Un des clichés qui m’insupportent le plus : le « Bon qu’à ça » de Samuel Beckett (en réponse à la question posée par Libération : « Pourquoi écrivez-vous ? » ; question, il faut bien l’admettre, d’une intelligence rare). C’est sans doute une des raisons qui font que je n’aime pas Beckett. D’abord parce que j’entends toujours le nom d’un dictateur africain qui aurait du sang sur les mains et que ça me fait froid dans le dos, mais surtout parce que cette mauvaise pirouette convainc tous les bons à rien de la création qu’ils peuvent écrire, et bien pire encore, être écrivains, comme si un écrivain était une sorte d’inadapté social qui trouve à exprimer les petits ou les gros maux dont il souffre dans des livres qui lui sauvent la vie.

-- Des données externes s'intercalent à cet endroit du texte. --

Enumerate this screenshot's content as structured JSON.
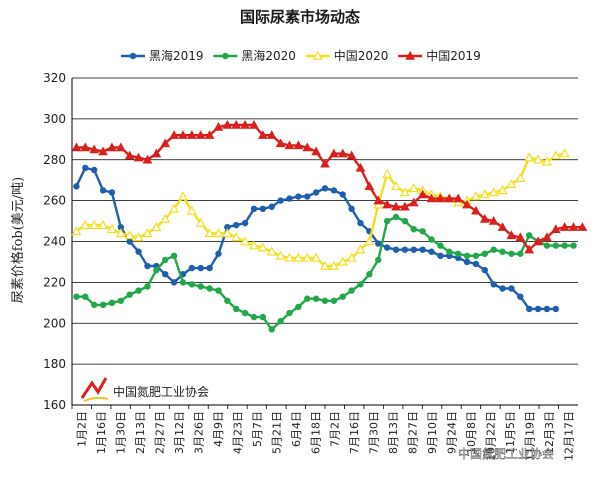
{
  "chart_data": {
    "type": "line",
    "title": "国际尿素市场动态",
    "ylabel": "尿素价格fob(美元/吨)",
    "ylim": [
      160,
      320
    ],
    "yticks": [
      160,
      180,
      200,
      220,
      240,
      260,
      280,
      300,
      320
    ],
    "grid": true,
    "legend_position": "top",
    "x_tick_labels": [
      "1月2日",
      "1月16日",
      "1月30日",
      "2月13日",
      "2月27日",
      "3月12日",
      "3月26日",
      "4月9日",
      "4月23日",
      "5月7日",
      "5月21日",
      "6月4日",
      "6月18日",
      "7月2日",
      "7月16日",
      "7月30日",
      "8月13日",
      "8月27日",
      "9月10日",
      "9月24日",
      "10月8日",
      "10月22日",
      "11月5日",
      "11月19日",
      "12月3日",
      "12月17日"
    ],
    "series": [
      {
        "name": "黑海2019",
        "color": "#1f5fae",
        "marker": "circle",
        "values": [
          267,
          276,
          275,
          265,
          264,
          247,
          240,
          235,
          228,
          228,
          224,
          220,
          224,
          227,
          227,
          227,
          234,
          247,
          248,
          249,
          256,
          256,
          257,
          260,
          261,
          262,
          262,
          264,
          266,
          265,
          263,
          256,
          249,
          245,
          239,
          237,
          236,
          236,
          236,
          236,
          235,
          233,
          233,
          232,
          230,
          229,
          226,
          219,
          217,
          217,
          213,
          207,
          207,
          207,
          207
        ]
      },
      {
        "name": "黑海2020",
        "color": "#22a84a",
        "marker": "circle",
        "values": [
          213,
          213,
          209,
          209,
          210,
          211,
          214,
          216,
          218,
          226,
          231,
          233,
          220,
          219,
          218,
          217,
          216,
          211,
          207,
          205,
          203,
          203,
          197,
          201,
          205,
          208,
          212,
          212,
          211,
          211,
          213,
          216,
          219,
          224,
          231,
          250,
          252,
          250,
          246,
          245,
          241,
          238,
          235,
          234,
          233,
          233,
          234,
          236,
          235,
          234,
          234,
          243,
          240,
          238,
          238,
          238,
          238
        ]
      },
      {
        "name": "中国2020",
        "color": "#f3df1e",
        "marker": "triangle-open",
        "values": [
          245,
          248,
          248,
          248,
          246,
          244,
          243,
          242,
          244,
          247,
          251,
          256,
          262,
          255,
          249,
          244,
          244,
          244,
          242,
          240,
          238,
          237,
          235,
          233,
          232,
          232,
          232,
          232,
          228,
          228,
          230,
          232,
          236,
          240,
          258,
          273,
          267,
          264,
          266,
          265,
          263,
          262,
          261,
          259,
          260,
          262,
          263,
          264,
          265,
          268,
          271,
          281,
          280,
          279,
          282,
          283
        ]
      },
      {
        "name": "中国2019",
        "color": "#d9201c",
        "marker": "triangle",
        "values": [
          286,
          286,
          285,
          284,
          286,
          286,
          282,
          281,
          280,
          283,
          288,
          292,
          292,
          292,
          292,
          292,
          296,
          297,
          297,
          297,
          297,
          292,
          292,
          288,
          287,
          287,
          286,
          284,
          278,
          283,
          283,
          282,
          276,
          267,
          260,
          258,
          257,
          257,
          259,
          263,
          261,
          261,
          261,
          261,
          258,
          255,
          251,
          250,
          247,
          243,
          242,
          236,
          240,
          242,
          246,
          247,
          247,
          247
        ]
      }
    ]
  },
  "logo": {
    "text": "中国氮肥工业协会"
  },
  "watermark": {
    "text": "中国氮肥工业协会"
  }
}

Et de fait, le territoire de l’écrivain se trouve aujourd’hui réduit à presque rien, un petit lopin de terre, une enclave entre les murs de gloire maculés du triomphe de quelques stars de la plume, l’engagement de tous les révolutionnaires de papier qui ne semblent pas prendre la peine de se demander si, avant d’écrire des livres politiques, il ne faudrait pas — éventuellement — s’attacher à écrire de bons livres, tout simplement, et les bons à rien beckettiens qui font ça comme ils pissent leur bière dans la rue après avoir passé la soirée à picoler au pub.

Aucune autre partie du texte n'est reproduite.